Isso porque Deus escolheu manifestar-se não apenas
pelo texto bíblico, mas por três vias de Revelação da Verdade divina – uma
tríplice aliança que revela ao homem um pouco dos mistérios de Deus. Assim,
para a Igreja Católica, cada via dessa trindade tem o mesmo peso e o mesmo grau
de verdade. Deus se revela por meio dos textos sagrados – aqueles que foram
escritos, selecionados e reconhecidos pelo Magistério da Igreja; também se
revela pelo próprio Magistério, cuja missão é guardar e interpretar essas
verdades da fé; e também, ainda, pela Tradição apostólica, aquilo que os
discípulos viram e ouviram do próprio Senhor e que permanece sendo contado e
ensinado (cf. CIC 95).
A partir de agora, vamos nos deter em cada um
desses três pilares da fé católica, buscando compreender a revelação divina
manifestada por meio de cada um deles.
A
Bíblia sozinha é incompleta: Tradição, Magistério e Sagrada Escritura andam
juntos
A Bíblia, como já dissemos, é um dos pilares
da fé, já que é por seu intermédio que se transmite a revelação divina,
inspirada por Deus a alguns homens. No entanto, há que se chamar a atenção ao
fato de que somente
a Sagrada Escritura não contém a total revelação do mistério divino.
Deus quis que, junto a esse importante canal de Sua manifestação ao mundo, Ele
também se revelasse a nós por meio dos outros dois pilares da fé.
Assim, há várias razões pelas quais a Sagrada
Escritura e sua interpretação livre não são suficientes para mostrar-nos a
totalidade da Revelação. A primeira e mais relevante delas é, sem dúvida, o
fato de que uma interpretação sem auxílio da Igreja pode levar a muitas conclusões
errôneas, seitas e equívocos doutrinários, como já ocorreu na história da
humanidade.
É muito frequente, por exemplo, que
protestantes de várias denominações questionem os princípios católicos e, para
argumentar, façam objeções como: “Onde se fala sobre o Purgatório na Bíblia?
Onde diz, na Bíblia, que São Pedro foi o Primeiro Papa? Onde está escrito que
Maria foi levada ao céu em corpo e alma?” E assim muitas questões deste mesmo
gênero. Para eles, a Revelação Divina e a Bíblia são a mesma coisa. Isto é,
somente na Escritura já estaria toda a Revelação de Deus.
Contudo, pensando desde uma perspectiva
histórica, podemos nos questionar: esta posição está correta? A Bíblia, tal
como a conhecemos hoje, sempre existiu?

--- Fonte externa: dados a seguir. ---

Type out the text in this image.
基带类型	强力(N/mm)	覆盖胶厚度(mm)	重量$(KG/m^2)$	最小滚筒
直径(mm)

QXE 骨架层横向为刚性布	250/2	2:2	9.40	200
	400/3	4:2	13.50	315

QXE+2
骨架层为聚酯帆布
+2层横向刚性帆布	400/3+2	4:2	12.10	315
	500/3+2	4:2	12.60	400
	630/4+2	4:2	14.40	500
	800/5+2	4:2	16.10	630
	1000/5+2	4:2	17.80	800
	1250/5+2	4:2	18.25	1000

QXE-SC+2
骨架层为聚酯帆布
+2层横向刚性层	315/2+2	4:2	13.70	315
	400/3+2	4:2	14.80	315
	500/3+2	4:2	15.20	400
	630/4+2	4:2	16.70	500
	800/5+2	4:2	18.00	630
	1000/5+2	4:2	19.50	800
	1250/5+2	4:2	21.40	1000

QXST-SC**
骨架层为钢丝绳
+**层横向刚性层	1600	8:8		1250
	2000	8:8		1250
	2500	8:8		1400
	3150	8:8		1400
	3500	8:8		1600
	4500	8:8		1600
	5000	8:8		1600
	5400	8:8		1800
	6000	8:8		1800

Ou foi a Igreja e a Tradição as responsáveis
por escrevê-la, selecioná-la e guardá-la ao longo de todos estes anos? O que
existiu primeiro: a Bíblia ou a Igreja? E, diante de todas essas questões, a
resposta é muito clara: não
haveria Sagrada Escritura se, antes, Deus não tivesse escolhido homens para
guardá-la e transmiti-la.
A
Revelação Divina
A Revelação é a manifestação de Deus e
de sua vontade acerca de nossa salvação, e vem da palavra “revelar”, que quer
dizer “tirar o véu”, ou “descobrir”.
Ao longo da história da humanidade, Deus se
revelou de suas maneiras:
- A
Revelação natural, ou revelação mediante tudo o que foi criado:
Diz o apóstolo Paulo: “Tudo aquilo que
podemos conhecer de Deus, Ele mesmo o manifestou. Pois, se não podemos vê-Lo, o
contemplamos, pelo menos, através de suas obras, posto que Ele fez o mundo, e
por suas obras entendemos que Ele é eterno e poderoso, e que é Deus (Rm 1,
19-20).
- A
Revelação sobrenatural ou divina:
Desde o princípio, Deus começou a revelar-se
através de um contato mais direto com os homens, desde Adão e Eva, com o povo
hebreu mediante os antigos profetas e de uma maneira perfeita e definitiva na
pessoa de Jesus Cristo na plenitude dos tempos, o Filho de Deus encarnado:
“Muitas vezes e de diversos modos outrora falou Deus aos nossos pais pelos
profetas. Ultimamente nos falou por seu Filho, que constituiu herdeiro
universal, pelo qual criou todas as coisas.” (Hb 1, 1-2)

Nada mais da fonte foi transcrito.